Could whatever she carried in that envelope from the mystery man have something to do with that? But she’d probably have said so if it did. Wouldn’t she? Richard had to fight an itch to grab the purse and rummage through it to find out.
When they reached Willow Street, there was such a crowd on the front stoops that they stopped before reaching Miller’s house.
“What’s the scoop?” Vladimir asked a boy their age.
“They found another hollow nickel!”
“No kidding!” Vladimir whistled long. “With the same old ladies?”
“Nah,” the kid answered. “At a pharmacy.”
“Oh, goodness, there’ll be all sorts of goings-on again.” Teresa kept them walking. “Don’t let me forget to tell our hosts. That way they won’t be jumpy if a police officer knocks on the door.”
“Policemen?” Wow, this was getting good, thought Richard.
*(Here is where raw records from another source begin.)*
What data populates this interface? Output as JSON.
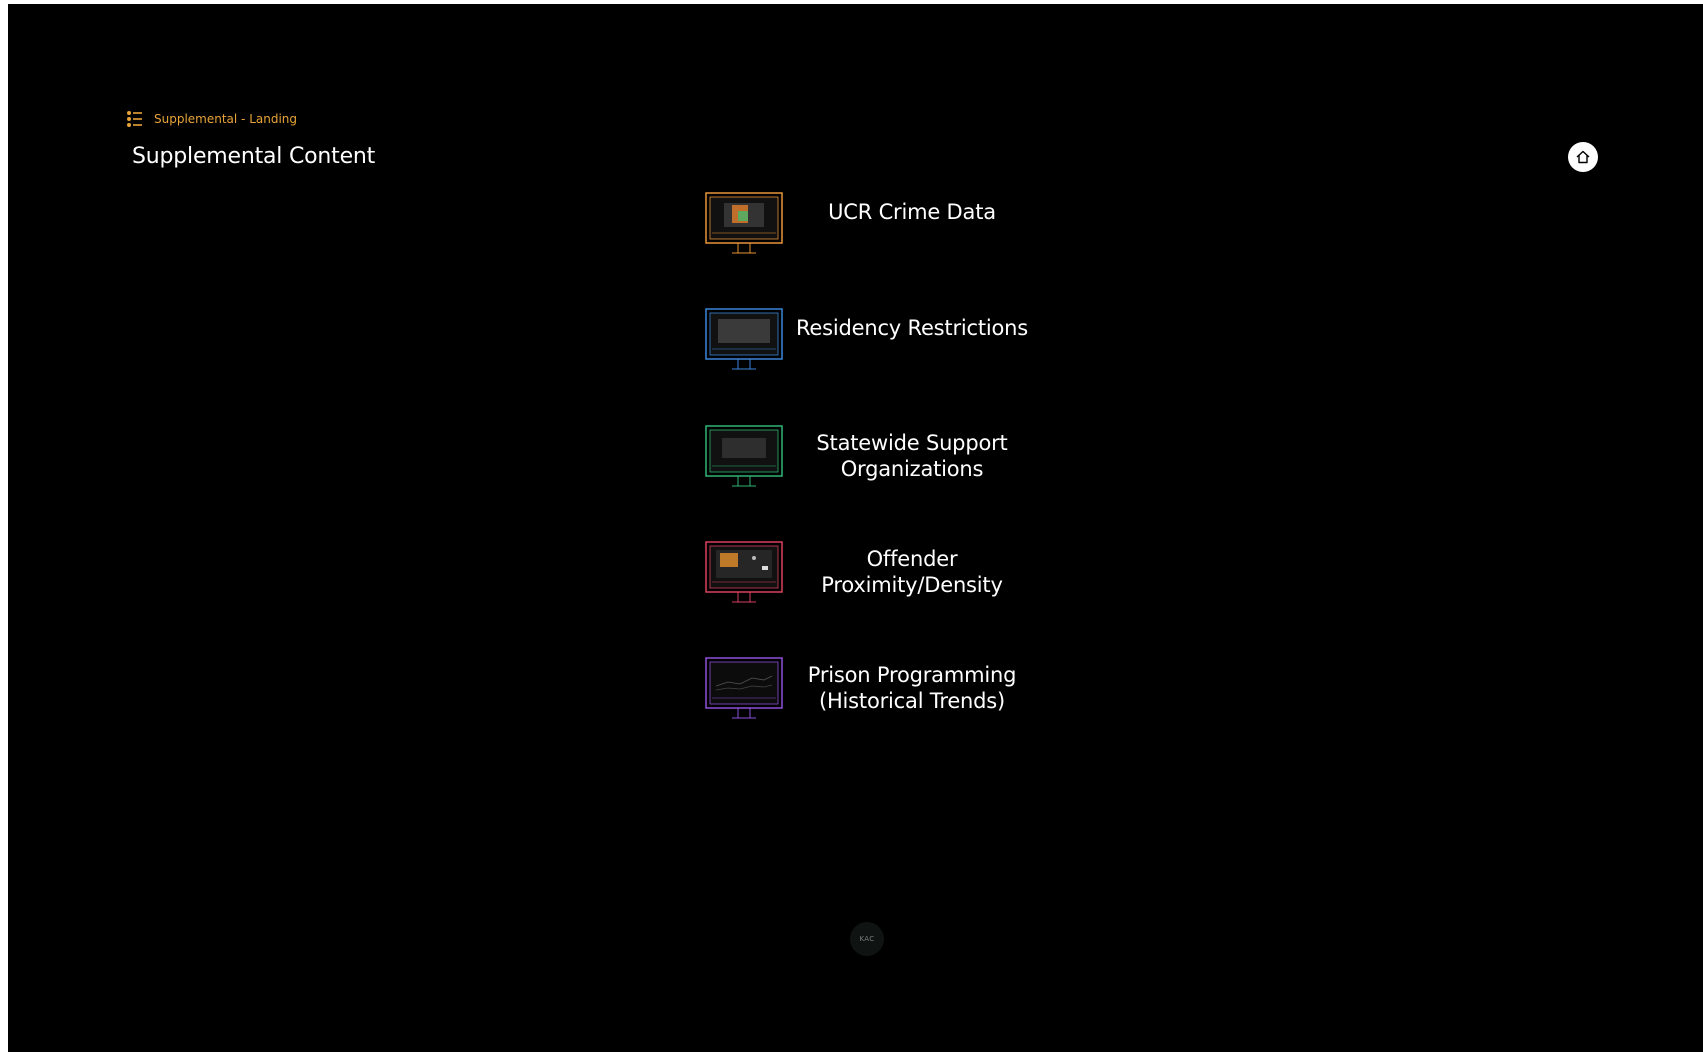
{
  "breadcrumb": {
    "label": "Supplemental - Landing",
    "icon": "list-icon",
    "color": "#e8a33a"
  },
  "page": {
    "title": "Supplemental Content"
  },
  "home_button": {
    "icon": "home-icon"
  },
  "menu": {
    "items": [
      {
        "line1": "UCR Crime Data",
        "line2": "",
        "color": "#e8933a",
        "icon": "monitor-icon"
      },
      {
        "line1": "Residency Restrictions",
        "line2": "",
        "color": "#3a86d9",
        "icon": "monitor-icon"
      },
      {
        "line1": "Statewide Support",
        "line2": "Organizations",
        "color": "#2fb574",
        "icon": "monitor-icon"
      },
      {
        "line1": "Offender",
        "line2": "Proximity/Density",
        "color": "#d9405e",
        "icon": "monitor-icon"
      },
      {
        "line1": "Prison Programming",
        "line2": "(Historical Trends)",
        "color": "#8c4fd9",
        "icon": "monitor-icon"
      }
    ]
  },
  "footer": {
    "logo_text": "KAC"
  }
}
Vladimir laughed. Richard must have looked like he was drooling or something. “Yeah, you’ll love this, Rich. This is 007 stuff. Right before we moved to Washington last summer, a kid who delivered newspapers got a hollow nickel from some customer. He didn’t realize it until it dropped to the floor and split open. And the craziest thing? It had a tiny square of paper in it with a bunch of Lilliputian-size numbers.
“G-men and cops went all over Brooklyn trying to find out who had given the kid that nickel, like it was the key to some big conspiracy. It ended up just being a pair of ladies who pulled out a handful of coins from a cookie jar to change a dollar for him. That was a dead end, so then the agents went to every five-and-dime store around to see if they sold toy coins that split open like that.”
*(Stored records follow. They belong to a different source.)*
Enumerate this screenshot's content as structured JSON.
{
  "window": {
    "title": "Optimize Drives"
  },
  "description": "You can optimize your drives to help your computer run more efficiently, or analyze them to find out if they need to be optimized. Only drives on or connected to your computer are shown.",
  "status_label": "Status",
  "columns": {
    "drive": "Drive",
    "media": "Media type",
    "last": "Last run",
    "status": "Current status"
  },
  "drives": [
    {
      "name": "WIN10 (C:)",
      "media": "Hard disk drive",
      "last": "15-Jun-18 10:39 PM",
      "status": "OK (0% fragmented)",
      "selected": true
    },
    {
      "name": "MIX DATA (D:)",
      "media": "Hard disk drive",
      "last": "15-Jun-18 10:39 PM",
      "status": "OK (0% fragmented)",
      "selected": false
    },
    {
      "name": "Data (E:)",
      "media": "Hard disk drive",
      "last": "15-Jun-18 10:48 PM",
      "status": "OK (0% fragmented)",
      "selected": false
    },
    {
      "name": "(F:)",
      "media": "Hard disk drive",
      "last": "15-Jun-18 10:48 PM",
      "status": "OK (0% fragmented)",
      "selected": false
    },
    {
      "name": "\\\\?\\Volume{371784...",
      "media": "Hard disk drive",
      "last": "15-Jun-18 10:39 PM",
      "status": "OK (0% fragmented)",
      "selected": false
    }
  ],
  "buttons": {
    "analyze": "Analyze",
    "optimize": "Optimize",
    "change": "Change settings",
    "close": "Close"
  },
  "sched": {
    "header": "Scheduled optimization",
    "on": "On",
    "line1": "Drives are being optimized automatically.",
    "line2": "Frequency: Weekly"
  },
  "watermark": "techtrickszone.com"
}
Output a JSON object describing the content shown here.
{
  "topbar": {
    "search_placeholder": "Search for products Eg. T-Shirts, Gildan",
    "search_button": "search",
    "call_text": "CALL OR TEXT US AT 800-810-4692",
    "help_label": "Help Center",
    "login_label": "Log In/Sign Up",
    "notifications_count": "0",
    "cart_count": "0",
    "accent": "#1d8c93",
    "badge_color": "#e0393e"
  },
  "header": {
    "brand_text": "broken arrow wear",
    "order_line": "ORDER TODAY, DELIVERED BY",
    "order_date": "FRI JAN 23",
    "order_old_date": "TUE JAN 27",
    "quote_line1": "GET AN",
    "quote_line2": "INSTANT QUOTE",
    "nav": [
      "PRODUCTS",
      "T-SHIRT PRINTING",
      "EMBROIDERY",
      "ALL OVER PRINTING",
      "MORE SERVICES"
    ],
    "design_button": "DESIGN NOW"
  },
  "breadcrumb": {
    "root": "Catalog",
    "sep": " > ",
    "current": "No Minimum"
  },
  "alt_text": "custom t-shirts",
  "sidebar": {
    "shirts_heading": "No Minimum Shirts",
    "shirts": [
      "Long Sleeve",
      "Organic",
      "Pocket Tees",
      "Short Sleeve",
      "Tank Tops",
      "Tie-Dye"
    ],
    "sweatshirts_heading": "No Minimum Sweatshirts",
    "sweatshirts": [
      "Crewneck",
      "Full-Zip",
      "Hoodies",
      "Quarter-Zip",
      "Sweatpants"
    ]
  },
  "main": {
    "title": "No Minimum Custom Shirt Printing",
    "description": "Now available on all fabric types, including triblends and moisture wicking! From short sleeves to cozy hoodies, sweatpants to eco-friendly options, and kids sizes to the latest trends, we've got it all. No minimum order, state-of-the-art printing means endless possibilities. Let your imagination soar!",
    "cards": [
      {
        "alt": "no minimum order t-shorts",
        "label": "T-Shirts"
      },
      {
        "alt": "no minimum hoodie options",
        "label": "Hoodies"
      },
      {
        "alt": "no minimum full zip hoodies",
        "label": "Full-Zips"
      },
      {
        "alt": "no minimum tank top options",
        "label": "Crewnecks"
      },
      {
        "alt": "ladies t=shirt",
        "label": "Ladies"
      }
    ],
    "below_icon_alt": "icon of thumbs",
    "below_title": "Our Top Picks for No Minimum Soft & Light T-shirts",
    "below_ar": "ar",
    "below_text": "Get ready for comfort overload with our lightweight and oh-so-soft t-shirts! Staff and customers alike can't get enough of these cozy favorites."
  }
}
“It is sure to be nothing, just some magic-trick novelty item,” said Teresa. “Like hats with hidden compartments for rabbits. Such fuss over nothing.”
“I don’t know, Mom. Sounds kind of cloak-and-dagge
r to me.”
Richard nodded. His detective books and spy thrillers were filled with things like hollowed-out shoe heels with tiny radio transmitters or cuff links that hid thumbnail-size coded messages.
“Man, I wish I didn’t have to go home,” complained Vladimir. “We’re going to miss all the fun!”
But Richard suddenly couldn’t wait for the train to get moving. He might have a heart attack holding onto all this info for the four hours it would take them to get to Union Station! He was bursting to describe everything he’d seen and heard to his dad. Maybe Richard had discovered things that would turn into the case Abigail believed would set things right for Don.
“DON! Over here!” Abigail waved to Richard’s dad as he stood in the door of the holding room of WTOP’s brand-new broadcast house. Don took off his fedora and clambered through two dozen other parents, all there to watch their children appear on the Pick Temple’s Giant Ranch show.
“Excuse me. So sorry. Thanks.” He wedged himself between Abigail and a rather round lady awash in gardenia perfume and a billowing lime-colored skirt. Her stiff white petticoat ballooned her skirt out even farther.
“Thank you, ma’am,” Don drawled and nodded at the woman, who had moved aside an inch, maybe, to make room for him. “That’s right neighborly of you, as our singing cowboy friend Pick might say.”
The lady was not charmed. With obvious irritation at being crowded, she tried to smooth down her skirt to just one yard diameter of pouf.
Don turned to Abigail and grinned in an oops, gosh, teacher-doesn’t-like-me way. “I was afraid I’d miss the beginning. Where’s the sugarplum?”
Abigail pointed. “There, dead center. Doesn’t she look cute?”
Don squinted at the line of televisions in front of the parents containing a grainy, black-and-white picture of thirty excited children. They were all corralled behind bales of hay and in front of a big sign with the show’s name written in lasso-looking letters. “Where?” he asked.